Investor's wiki

Whitewash Resolution

Whitewash Resolution

What Is a Whitewash Resolution?

Whitewash resolution is an European term utilized related to the Companies Act of 1985, which alludes to a resolution that must be passed before a target company in a buyout situation can give financial assistance to the buyer of the target. A whitewash resolution happens when directors of the target company must swear that the company will actually want to pay its obligations for a period of something like 12 months. Oftentimes, a auditor must then affirm the company's solvency.

How a Whitewash Resolution Works

A few companies have utilized acquisitions for the purpose of getting financing and depleting the assets of the target companies just to leave those companies obligation ridden and unable to pay their bills.

The Companies Act Of 1985 and the whitewash resolution is intended to guarantee that the target company will stay dissolvable and won't try to discharge its liabilities when the acquisition is complete.

The whitewash resolution means the buyer guarantees through a resolution that the target company will be dissolvable for essentially a year. The auditor's part in this is to guarantee this is financially conceivable. Whenever this is done the target company can shift the responsibility to the procuring company.

Special Considerations

One more form of whitewash resolution is a corporate law concept in Hong Kong and Singapore. The whitewash resolution, in this case, is a waiver of rights of certain independent shareholders. A whitewash resolution is a waiver of rights for these shareholders to receive a mandatory takeover from different shareholders.

An investor can appeal to an executive for a whitewash resolution (or whitewash waiver). This waiver, whenever approved, would be subject to the endorsement of shareholders.

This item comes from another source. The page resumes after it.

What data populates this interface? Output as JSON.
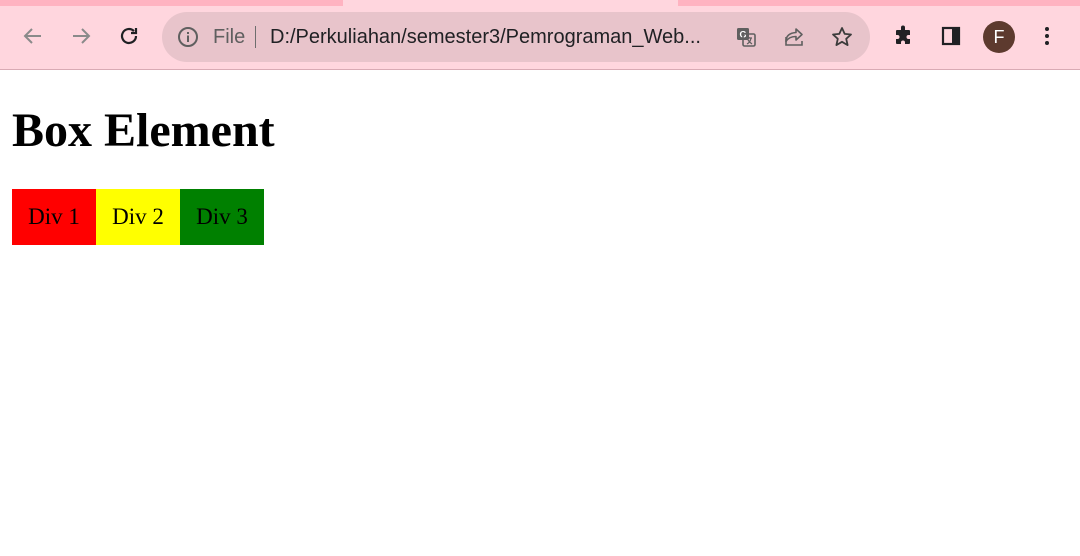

Illustration of a Whitewash Resolution

As a whitewash model, say private company ABC wishes to be purchased by company XYZ. Company ABC could give financial assistance to Company XYZ to give it enough capital to purchase its shares.

Before this can occur, Company ABC directors must pass a whitewash resolution. The resolution passed by Company ABC would note that even subsequent to giving assistance the company will stay viable for basically a year.

The company must remain financially viable something like 12 months after the financial assistance is issued to Company XYZ for the purchase. Too, Company ABC shareholders must support the transaction.

Features

  • The whitewash resolution means the buyer guarantees through a resolution that the target company will be dissolvable for essentially a year and the auditor's job is to guarantee it's financially conceivable.
  • Directors must swear the company can pay obligations for essentially a year and ordinarily an auditor must affirm the company's solvency.
  • The whitewash resolution is intended to prevent companies from involving acquisitions for of financing and depleting the assets of the target companies.
  • A whitewash resolution must be passed before a target company can offer financial assistance to the buyer.
  • The resolution is intended to safeguard acquired companies from being financially depleted by the acquirer.